Over the last few decades, that has led cognition researchers to an inevitable question: Can other creatures understand human pointing, and if so, what does it imply about their cognitive abilities? The findings have been mixed, and suggest that a gesture that seems so self-evident to us can be exceedingly hard to understand. Dogs are naturals at understanding pointing—no surprise, perhaps, given what we like to think about their emotional complexity. Other animals come to an understanding of it much less naturally and more laboriously—if they get it at all. What’s fascinating is that chimps, our closest animal kin, seem to have a lot of difficulty with pointing, implying that perhaps humans’ use of the gesture arose after our species parted ways.
Now, researchers publishing in Current Biology have found that a group of African elephants living in captivity in Zimbabwe seem to be able to understand pointing naturally, showing an impressive ability to choose a bucket with food in it as opposed to an empty one when a human is pointing toward the chow. Moreover, the animals did not have to be trained by the researchers to perform the task. They picked the right bucket with the same frequency regardless of how many chances they’d had to practice the test.
The pointer in this study was Anna Smet, a psychology graduate student at University of St. Andrews. She set up the experiments with 11 elephants belonging to a tourism company called Wild Horizons, which provides elephant rides in the area of Victoria Falls. First, while a subject elephant was held some way off by a handler, Smelt put up a screen and pantomimed putting food into two buckets, but actually filled only one. Then she removed the screen and pointed at the correct bucket in one of a series of postures—with her full arm, say, or with her arm crossed over her body. On every trial, she looked back and forth between the elephant and the bucket, in the same way that people do when trying to catch each others’ attention.
Crunching the numbers on the elephants’ responses, Smelt and her adviser, St. Andrews psychology professor Richard Byrne, found that the animals chose the bucket containing the food a greater proportion of the time than by chance alone when she took any of the pointing poses but one (a contortionist’s gesture involving pointing at something with the opposite arm and poking out the elbow distractingly. Human babies don’t recognize that as pointing either.) It didn’t matter if Smelt was nearer the food bucket or farther away, suggesting that the elephants were not just choosing the bucket physically closest to her. Looking at the bucket or staring at the elephant until it chose did not result in it choosing the food bucket more either. Pointing had to be a part of things.
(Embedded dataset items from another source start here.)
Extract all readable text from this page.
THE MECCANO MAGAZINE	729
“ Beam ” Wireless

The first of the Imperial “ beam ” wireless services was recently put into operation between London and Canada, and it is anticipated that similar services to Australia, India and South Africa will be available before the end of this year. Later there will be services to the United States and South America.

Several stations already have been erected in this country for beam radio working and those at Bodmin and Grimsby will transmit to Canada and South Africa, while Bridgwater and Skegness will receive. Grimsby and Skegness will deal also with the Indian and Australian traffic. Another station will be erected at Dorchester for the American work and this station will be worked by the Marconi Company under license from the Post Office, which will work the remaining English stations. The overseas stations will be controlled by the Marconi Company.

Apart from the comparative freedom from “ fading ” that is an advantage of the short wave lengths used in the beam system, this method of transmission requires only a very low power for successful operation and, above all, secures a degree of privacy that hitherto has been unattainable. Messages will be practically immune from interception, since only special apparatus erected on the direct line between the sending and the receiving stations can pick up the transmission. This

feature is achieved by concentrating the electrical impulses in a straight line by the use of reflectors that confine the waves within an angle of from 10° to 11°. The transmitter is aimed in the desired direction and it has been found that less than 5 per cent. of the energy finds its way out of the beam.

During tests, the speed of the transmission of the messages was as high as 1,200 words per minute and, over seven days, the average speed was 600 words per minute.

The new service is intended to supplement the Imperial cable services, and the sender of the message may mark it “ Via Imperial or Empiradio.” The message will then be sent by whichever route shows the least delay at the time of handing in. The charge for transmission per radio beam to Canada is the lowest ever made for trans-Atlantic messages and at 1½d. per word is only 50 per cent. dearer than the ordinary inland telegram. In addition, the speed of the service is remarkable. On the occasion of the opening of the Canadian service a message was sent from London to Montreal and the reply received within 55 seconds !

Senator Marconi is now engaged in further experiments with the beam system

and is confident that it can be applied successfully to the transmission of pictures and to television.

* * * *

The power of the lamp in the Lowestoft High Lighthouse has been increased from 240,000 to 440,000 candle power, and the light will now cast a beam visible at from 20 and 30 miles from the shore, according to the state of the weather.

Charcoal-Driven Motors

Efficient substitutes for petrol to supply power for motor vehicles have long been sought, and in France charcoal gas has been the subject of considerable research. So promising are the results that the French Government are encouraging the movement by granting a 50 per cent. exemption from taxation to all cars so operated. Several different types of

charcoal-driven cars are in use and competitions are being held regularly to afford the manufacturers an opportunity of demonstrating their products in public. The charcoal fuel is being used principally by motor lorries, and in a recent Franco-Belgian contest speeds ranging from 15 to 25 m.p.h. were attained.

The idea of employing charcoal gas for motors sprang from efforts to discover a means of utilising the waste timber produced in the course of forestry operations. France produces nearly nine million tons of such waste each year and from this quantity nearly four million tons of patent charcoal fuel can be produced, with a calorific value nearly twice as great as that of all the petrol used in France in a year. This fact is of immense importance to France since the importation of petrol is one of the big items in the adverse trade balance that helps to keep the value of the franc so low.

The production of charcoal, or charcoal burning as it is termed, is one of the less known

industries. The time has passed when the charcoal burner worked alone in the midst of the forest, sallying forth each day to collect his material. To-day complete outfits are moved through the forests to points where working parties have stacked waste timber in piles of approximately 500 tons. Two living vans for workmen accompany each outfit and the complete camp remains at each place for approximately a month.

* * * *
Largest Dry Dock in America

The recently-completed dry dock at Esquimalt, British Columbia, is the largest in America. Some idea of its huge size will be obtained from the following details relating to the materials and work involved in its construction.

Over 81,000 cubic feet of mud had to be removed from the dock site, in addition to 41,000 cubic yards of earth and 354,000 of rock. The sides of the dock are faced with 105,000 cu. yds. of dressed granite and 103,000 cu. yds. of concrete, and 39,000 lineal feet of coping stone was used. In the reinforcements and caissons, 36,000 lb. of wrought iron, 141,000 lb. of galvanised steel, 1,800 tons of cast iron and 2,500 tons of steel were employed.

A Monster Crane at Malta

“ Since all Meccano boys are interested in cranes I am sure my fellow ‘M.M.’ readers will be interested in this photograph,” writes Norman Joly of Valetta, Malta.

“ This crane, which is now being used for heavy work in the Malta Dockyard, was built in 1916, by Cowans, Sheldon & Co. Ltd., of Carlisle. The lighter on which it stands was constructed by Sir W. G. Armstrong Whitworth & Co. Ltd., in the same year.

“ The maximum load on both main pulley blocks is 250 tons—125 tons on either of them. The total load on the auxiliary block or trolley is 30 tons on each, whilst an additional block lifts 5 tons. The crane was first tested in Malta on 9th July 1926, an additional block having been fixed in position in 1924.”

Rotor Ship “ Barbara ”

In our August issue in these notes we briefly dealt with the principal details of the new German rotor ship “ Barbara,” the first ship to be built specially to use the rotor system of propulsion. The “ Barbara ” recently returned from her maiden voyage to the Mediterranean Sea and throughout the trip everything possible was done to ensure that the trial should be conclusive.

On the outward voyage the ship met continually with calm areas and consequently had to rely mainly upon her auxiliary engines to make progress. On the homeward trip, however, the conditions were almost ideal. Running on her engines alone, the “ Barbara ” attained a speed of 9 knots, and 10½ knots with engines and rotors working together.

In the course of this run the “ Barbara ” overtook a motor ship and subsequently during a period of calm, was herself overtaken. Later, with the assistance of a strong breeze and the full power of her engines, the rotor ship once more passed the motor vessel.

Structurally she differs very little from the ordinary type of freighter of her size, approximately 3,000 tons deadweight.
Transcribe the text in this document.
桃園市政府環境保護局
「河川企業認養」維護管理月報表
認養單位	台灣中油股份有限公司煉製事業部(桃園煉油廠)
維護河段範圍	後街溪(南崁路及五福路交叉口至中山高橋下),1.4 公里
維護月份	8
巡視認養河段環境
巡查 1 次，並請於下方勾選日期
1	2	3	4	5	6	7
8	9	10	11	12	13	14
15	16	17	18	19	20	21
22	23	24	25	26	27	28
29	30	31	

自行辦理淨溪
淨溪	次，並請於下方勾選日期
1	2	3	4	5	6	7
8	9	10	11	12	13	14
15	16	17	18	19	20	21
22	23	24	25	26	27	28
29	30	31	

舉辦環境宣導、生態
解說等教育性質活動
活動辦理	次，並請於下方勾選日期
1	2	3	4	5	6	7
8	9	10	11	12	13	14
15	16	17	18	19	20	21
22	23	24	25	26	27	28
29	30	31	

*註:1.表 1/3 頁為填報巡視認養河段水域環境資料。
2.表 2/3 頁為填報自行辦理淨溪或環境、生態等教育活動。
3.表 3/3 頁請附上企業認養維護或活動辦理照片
“What really amazed us about the elephants was that we didn’t find any sign that they were learning it,” says Byrne. “I think it implies that they knew how to do it in the first place.”
It’s possible of course that Byrne is wrong about that. The elephants might have learned to interpret pointing from their time around humans, but if that were true, the ones that had been in captivity longest would do better than the comparative newcomers. Yet neither that factor nor the elephants’ age seemed to make a difference. The trainers at Wild Horizons specifically use verbal cues, rather than gestures, in their communication with the elephants, and Smet did not see any pointing in the months she spent observing them. And even if the animals did learn pointing from humans, that still puts them a step ahead of every other species the researchers have tested, which never make the connection between the gesture and the intended target.
In some ways, it’s a wonder that scientists didn’t look for pointing awareness among African elephants earlier, since the animals have some of the most complex social groups outside of our own, and they are extremely intelligent. Various studies have observed elephants showing signs of what appears to be grief over dead companions and of cooperating with each other. Their social abilities clearly evolved separately from humans’, which means that studying them can help shed light on what situations result in the evolution of complex societies.
Brian Hare, a professor of psychology at Duke University who performs pointing studies with dogs, says he welcomes the new study’s insights and looks forward to further experiments that can help make clearer just what elephants understand human pointing to mean. “The question is are elephants slow[ly] learning some simple cues or are they thinking about [what others are] thinking and flexibly adjusting their behavior to others based on that understanding? One is a very simple cognitive mechanisms seen in a range of species; the other is very complex and only seen in humans,” he wrote in an email.
Do elephants point among themselves? Byrne says that so far there doesn’t appear to be any record of it, but he wants to study the question further. “The special thing about elephants is just how very social and empathic they are. Something about their social lives and their social understanding is perhaps what has selected for this ability,” he says. “I think it also implies that they probably ought to show some pointing ability themselves. As you can imagine, Anna and I are quite keen to find out.”